The Commission proposes an emergency intervention on the European energy markets against the recent dramatic price increases. The EU faces the effects of a serious imbalance between energy supply and demand, largely due to Russia’s continued exploitation of energy resources for war purposes. To alleviate the growing pressure on European households and businesses, the Commission takes a further step to resolve this situation by proposing exceptional measures to reduce the demand for electricity, which will help reduce the cost of electricity for consumers, and measures to redistribute surplus revenues from the energy sector to end customers.

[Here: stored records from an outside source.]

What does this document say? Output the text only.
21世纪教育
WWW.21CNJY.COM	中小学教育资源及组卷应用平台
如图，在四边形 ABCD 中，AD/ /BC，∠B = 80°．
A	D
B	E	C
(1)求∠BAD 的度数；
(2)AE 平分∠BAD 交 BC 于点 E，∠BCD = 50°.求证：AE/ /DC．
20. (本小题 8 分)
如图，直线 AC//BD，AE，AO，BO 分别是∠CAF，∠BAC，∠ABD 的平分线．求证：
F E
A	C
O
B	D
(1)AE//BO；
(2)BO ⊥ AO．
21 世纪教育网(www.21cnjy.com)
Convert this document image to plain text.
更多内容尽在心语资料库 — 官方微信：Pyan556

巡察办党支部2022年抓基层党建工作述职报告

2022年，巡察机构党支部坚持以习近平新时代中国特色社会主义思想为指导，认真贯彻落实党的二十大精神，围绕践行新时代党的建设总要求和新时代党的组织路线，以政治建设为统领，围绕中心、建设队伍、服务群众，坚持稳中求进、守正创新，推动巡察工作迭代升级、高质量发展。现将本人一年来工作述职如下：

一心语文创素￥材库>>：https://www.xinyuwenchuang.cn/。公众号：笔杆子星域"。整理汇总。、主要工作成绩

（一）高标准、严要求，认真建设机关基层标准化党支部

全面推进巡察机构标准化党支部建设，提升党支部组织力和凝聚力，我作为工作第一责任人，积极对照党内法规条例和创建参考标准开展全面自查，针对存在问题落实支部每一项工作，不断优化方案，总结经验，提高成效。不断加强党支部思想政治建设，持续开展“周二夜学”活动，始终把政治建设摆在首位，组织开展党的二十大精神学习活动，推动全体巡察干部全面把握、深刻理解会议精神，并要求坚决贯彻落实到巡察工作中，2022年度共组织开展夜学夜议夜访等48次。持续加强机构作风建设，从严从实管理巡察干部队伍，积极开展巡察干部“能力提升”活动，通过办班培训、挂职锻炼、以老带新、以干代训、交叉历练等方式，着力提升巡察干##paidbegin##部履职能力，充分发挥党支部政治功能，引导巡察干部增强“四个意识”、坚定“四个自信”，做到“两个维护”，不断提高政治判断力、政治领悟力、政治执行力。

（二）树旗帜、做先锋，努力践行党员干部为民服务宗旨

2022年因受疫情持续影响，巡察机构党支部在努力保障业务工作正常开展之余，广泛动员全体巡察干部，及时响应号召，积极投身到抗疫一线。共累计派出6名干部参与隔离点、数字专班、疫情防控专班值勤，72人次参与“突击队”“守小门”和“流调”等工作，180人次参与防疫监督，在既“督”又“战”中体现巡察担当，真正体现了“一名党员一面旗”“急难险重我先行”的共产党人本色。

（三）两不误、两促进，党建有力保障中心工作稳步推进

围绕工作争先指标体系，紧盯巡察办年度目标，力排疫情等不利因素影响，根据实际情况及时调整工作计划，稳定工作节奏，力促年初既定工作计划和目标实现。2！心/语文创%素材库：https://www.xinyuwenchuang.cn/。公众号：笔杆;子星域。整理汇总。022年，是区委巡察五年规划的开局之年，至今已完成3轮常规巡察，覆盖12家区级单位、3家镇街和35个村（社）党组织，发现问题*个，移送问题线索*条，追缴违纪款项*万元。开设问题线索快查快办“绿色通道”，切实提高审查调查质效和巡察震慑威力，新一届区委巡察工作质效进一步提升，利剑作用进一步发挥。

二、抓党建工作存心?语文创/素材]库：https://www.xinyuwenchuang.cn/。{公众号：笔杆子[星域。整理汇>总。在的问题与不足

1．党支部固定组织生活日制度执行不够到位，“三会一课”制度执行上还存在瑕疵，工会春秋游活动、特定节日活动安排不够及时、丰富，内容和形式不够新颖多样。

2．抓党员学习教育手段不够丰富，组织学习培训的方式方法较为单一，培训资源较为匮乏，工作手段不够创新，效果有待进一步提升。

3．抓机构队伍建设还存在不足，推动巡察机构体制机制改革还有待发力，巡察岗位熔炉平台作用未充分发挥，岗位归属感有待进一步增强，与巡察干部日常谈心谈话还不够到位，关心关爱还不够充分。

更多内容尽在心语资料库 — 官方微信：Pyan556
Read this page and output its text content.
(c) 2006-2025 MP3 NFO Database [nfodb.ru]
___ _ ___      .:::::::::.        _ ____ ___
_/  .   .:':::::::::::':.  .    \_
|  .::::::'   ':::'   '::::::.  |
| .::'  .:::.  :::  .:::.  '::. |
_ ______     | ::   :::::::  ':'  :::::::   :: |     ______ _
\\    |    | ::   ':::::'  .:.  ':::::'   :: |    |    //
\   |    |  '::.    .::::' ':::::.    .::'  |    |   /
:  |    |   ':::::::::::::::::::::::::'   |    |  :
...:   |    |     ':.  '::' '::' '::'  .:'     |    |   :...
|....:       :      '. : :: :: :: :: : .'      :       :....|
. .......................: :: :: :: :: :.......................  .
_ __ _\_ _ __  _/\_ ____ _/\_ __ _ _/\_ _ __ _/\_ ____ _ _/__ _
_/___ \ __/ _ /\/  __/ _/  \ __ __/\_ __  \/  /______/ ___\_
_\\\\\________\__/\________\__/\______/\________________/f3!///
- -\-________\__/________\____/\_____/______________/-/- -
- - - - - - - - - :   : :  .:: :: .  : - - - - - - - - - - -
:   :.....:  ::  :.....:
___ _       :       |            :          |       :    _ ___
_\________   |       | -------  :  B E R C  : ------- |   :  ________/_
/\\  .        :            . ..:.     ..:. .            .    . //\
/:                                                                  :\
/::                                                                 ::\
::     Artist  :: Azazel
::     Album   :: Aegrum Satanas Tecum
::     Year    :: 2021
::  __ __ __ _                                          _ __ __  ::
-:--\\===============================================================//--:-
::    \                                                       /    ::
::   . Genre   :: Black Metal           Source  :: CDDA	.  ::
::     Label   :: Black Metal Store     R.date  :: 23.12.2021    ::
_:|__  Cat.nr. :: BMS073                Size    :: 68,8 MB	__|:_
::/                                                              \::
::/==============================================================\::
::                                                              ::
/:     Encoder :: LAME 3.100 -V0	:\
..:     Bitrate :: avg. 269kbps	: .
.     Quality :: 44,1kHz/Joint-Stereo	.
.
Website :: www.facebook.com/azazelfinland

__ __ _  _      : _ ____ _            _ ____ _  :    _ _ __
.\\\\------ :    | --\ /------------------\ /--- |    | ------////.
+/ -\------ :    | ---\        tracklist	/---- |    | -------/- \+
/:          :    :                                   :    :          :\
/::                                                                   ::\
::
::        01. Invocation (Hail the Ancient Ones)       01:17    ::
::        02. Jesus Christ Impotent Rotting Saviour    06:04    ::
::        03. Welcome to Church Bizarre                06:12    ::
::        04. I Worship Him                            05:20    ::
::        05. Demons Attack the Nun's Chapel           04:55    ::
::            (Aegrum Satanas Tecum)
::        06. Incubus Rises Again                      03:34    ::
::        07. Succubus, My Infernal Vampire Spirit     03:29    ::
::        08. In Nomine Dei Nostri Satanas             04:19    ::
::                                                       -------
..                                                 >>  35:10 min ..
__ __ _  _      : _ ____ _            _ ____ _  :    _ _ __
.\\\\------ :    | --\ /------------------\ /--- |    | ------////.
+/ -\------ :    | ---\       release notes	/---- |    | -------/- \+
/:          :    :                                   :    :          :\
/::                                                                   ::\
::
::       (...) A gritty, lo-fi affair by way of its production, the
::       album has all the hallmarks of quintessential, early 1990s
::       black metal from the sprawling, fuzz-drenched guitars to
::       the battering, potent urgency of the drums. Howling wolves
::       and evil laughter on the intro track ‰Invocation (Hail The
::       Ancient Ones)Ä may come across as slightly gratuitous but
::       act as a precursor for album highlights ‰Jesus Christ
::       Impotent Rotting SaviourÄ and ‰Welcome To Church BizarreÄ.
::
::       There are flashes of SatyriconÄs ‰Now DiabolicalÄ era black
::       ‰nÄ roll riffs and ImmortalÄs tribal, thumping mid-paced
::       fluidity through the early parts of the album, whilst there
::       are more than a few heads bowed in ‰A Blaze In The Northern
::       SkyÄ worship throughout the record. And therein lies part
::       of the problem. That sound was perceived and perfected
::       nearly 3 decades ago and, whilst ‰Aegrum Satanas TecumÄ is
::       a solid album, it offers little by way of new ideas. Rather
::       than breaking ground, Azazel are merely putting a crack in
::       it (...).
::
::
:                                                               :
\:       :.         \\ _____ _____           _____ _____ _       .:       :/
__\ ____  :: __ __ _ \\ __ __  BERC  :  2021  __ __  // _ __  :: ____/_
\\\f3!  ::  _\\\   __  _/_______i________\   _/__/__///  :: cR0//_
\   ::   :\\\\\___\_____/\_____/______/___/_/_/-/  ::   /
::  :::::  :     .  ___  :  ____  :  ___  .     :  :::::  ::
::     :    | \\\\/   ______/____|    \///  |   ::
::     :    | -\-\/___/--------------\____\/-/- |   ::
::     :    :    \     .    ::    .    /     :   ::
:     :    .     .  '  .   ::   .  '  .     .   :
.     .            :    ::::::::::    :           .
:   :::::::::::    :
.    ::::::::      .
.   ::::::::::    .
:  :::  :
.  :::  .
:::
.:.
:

The proposal follows previously agreed measures for the filling of gas deposits and for the reduction of gas demand in preparation for next winter. The Commission also continues its efforts to improve liquidity for market participants, reduce the price of gas and reform the longer-term structure of the electricity market.
The first response to high prices is reduced demand, which can impact electricity prices and generally calm the market. To intervene on the most expensive times of consumption, when the electricity produced with gas has a significant impact on the price, the Commission proposes the obligation to reduce the consumption of electricity by at least 5% during peak times of the selected prices. Member States will have to identify peak price times, equal to 10% of total hours, with the highest expected price and reduce demand in those periods. The Commission also proposes that Member States take steps to reduce overall electricity demand by at least 10% until 31 March 2023. Member States will be able to choose the appropriate measures to achieve this, including financial compensation. The reduction in demand during peak periods would allow a reduction in gas consumption during the winter of 1.2 billion cubic meters. Increasing energy efficiency is also an essential element in meeting our climate commitments under the European Green Deal.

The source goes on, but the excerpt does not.